✍️ Eugenio Hernández Sasso
En Tuxtla las denuncias contra Angel Torres Culebro ya no sorprenden, lo que verdaderamente inquieta es la normalización de los señalamientos, toda vez que el nombre del alcalde vuelve a colocarse en el centro del debate público, no por resultados de gobierno, sino por acusaciones que dibujan, como un patrón preocupante, la promoción anticipada, presunto uso clientelar de programas sociales y una sombra de corrupción que lo acompaña desde el sexenio de Rutilio Escandón Cadenas.
La más reciente ofensiva legal la encabeza Manuel de Jesús Cruz Espinosa, quien presentó denuncia formal ante el Instituto de Elecciones y Participación Ciudadana (IEPC) por presuntos actos anticipados de precampaña. La acusación no es menor, pues implica que el alcalde de Tuxtla Gutiérrez estaría utilizando programas municipales para posicionar su imagen rumbo a una eventual reelección en 2027.
El señalamiento se centra en el programa “Calles Felices”, que, según la denuncia pública difundida en video y replicada en diario Ultimátum, habría servido como plataforma de promoción personalizada.
El abogado, quien por cierto ya le ha ganado juicios al ayuntamiento, señala que en colonias como Satélite Loma Larga, beneficiarios no solo agradecen apoyos, sino que abiertamente piden la reelección del edil. Esto podría configurarse como una estrategia bien planeada por el famoso «Caído».
Cuando el agradecimiento ciudadano se convierte en consigna política antes de los tiempos legales, la línea entre gestión pública y campaña se difumina peligrosamente.
No es la primera vez que Torres Culebro enfrenta cuestionamientos. Los regidores Francisco Rojas Toledo y Areli Latournerie Castellanos lo denunciaron previamente ante la Auditoría Superior del Estado (ASE), la Secretaría Anticorrupción y la Fiscalía General del Estado por presuntas irregularidades administrativas.

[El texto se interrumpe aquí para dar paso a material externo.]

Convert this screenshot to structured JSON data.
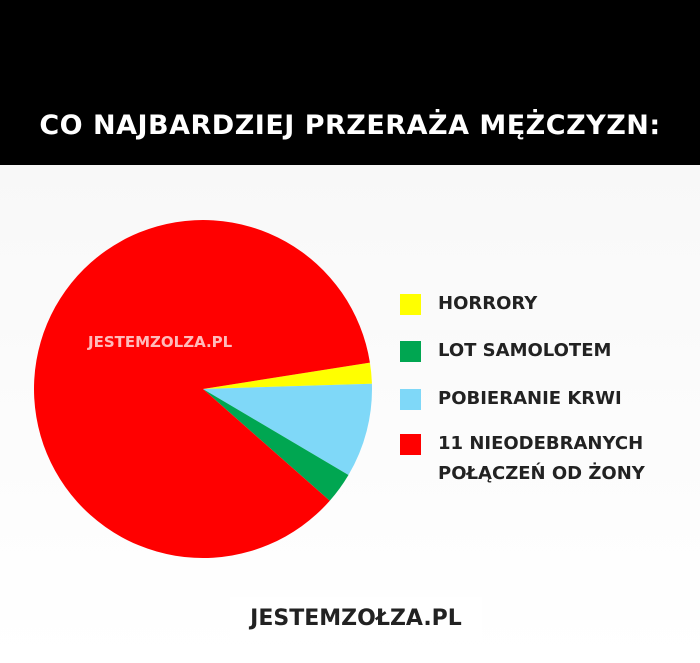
{
  "chart_data": {
    "type": "pie",
    "title": "CO NAJBARDZIEJ PRZERAŻA MĘŻCZYZN:",
    "categories": [
      "HORRORY",
      "LOT SAMOLOTEM",
      "POBIERANIE KRWI",
      "11 NIEODEBRANYCH POŁĄCZEŃ OD ŻONY"
    ],
    "values": [
      2,
      3,
      9,
      86
    ],
    "colors": [
      "#ffff00",
      "#00a651",
      "#7fd8f8",
      "#ff0000"
    ],
    "legend": "right"
  },
  "watermarks": [
    "JESTEMZOLZA.PL",
    "JESTEMZOŁZA.PL"
  ]
}
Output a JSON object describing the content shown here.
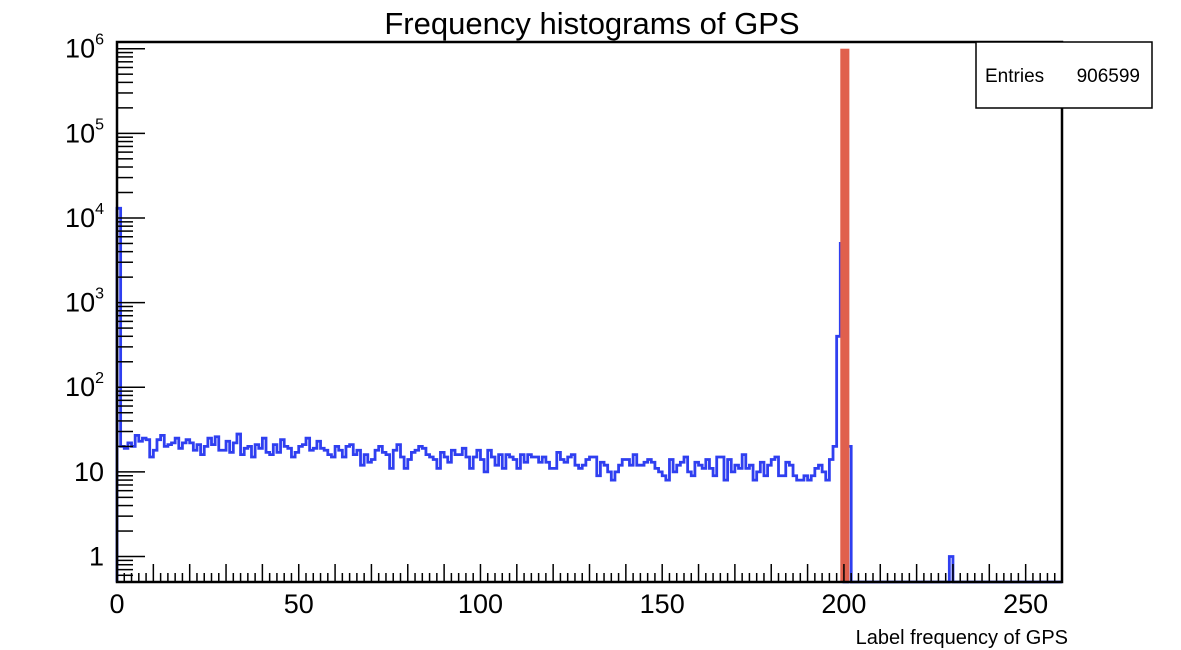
{
  "chart_data": {
    "type": "histogram",
    "title": "Frequency histograms of GPS",
    "xlabel": "Label frequency of GPS",
    "ylabel": "",
    "xlim": [
      0,
      260
    ],
    "ylim": [
      0.5,
      1200000
    ],
    "log_y": true,
    "grid": false,
    "bin_width": 1,
    "x_ticks": [
      0,
      50,
      100,
      150,
      200,
      250
    ],
    "y_ticks": [
      {
        "value": 1,
        "base": "1",
        "exp": ""
      },
      {
        "value": 10,
        "base": "10",
        "exp": ""
      },
      {
        "value": 100,
        "base": "10",
        "exp": "2"
      },
      {
        "value": 1000,
        "base": "10",
        "exp": "3"
      },
      {
        "value": 10000,
        "base": "10",
        "exp": "4"
      },
      {
        "value": 100000,
        "base": "10",
        "exp": "5"
      },
      {
        "value": 1000000,
        "base": "10",
        "exp": "6"
      }
    ],
    "stats_box": {
      "label": "Entries",
      "value": "906599"
    },
    "series": [
      {
        "color": "#2f3ff0",
        "x_start": 0,
        "values": [
          13000,
          20,
          19,
          22,
          20,
          27,
          23,
          25,
          24,
          15,
          18,
          24,
          27,
          20,
          21,
          22,
          25,
          19,
          22,
          24,
          22,
          18,
          21,
          16,
          20,
          25,
          21,
          26,
          18,
          18,
          23,
          17,
          22,
          28,
          16,
          19,
          20,
          15,
          21,
          19,
          25,
          17,
          16,
          21,
          17,
          24,
          20,
          19,
          15,
          17,
          20,
          21,
          25,
          18,
          19,
          23,
          19,
          18,
          16,
          15,
          20,
          18,
          15,
          20,
          21,
          16,
          18,
          12,
          16,
          13,
          14,
          18,
          20,
          17,
          16,
          11,
          18,
          21,
          15,
          11,
          14,
          17,
          18,
          20,
          19,
          16,
          15,
          14,
          11,
          17,
          15,
          13,
          18,
          16,
          16,
          19,
          15,
          11,
          15,
          18,
          14,
          10,
          18,
          15,
          12,
          16,
          11,
          16,
          15,
          14,
          11,
          16,
          13,
          16,
          15,
          15,
          13,
          15,
          13,
          11,
          11,
          17,
          14,
          13,
          15,
          16,
          12,
          11,
          12,
          14,
          15,
          15,
          9,
          13,
          12,
          10,
          8,
          10,
          12,
          14,
          14,
          12,
          16,
          12,
          12,
          13,
          14,
          13,
          11,
          10,
          9,
          8,
          14,
          10,
          12,
          13,
          15,
          10,
          9,
          13,
          12,
          11,
          14,
          11,
          9,
          15,
          15,
          8,
          14,
          10,
          12,
          11,
          16,
          11,
          12,
          8,
          10,
          13,
          9,
          12,
          14,
          15,
          9,
          9,
          13,
          12,
          9,
          8,
          8,
          9,
          8,
          9,
          11,
          12,
          10,
          8,
          14,
          20,
          400,
          5000
        ],
        "tail": [
          {
            "x": 201,
            "value": 20
          },
          {
            "x": 229,
            "value": 1
          }
        ]
      },
      {
        "color": "#e0604d",
        "bars": [
          {
            "x": 199,
            "width": 2.5,
            "value": 1000000
          }
        ]
      }
    ]
  }
}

A ello se suma un historial de señalamientos desde su paso por la Secretaría de Obras Públicas estatal. El denominador común no es la prueba judicial, que corresponde determinar a las autoridades, sino la reiteración de dudas sobre la pulcritud en el ejercicio del poder y el manto de impunidad que lo cobija. ¿Será tan poderoso su protector?
El problema político de fondo no es solo jurídico, es ético. Cuando un alcalde distribuye patitos, pollitos y cochitos, kits de uñas o láminas bajo el argumento de apoyo social, pero en un contexto de evidente posicionamiento personal, la sospecha de clientelismo se vuelve inevitable.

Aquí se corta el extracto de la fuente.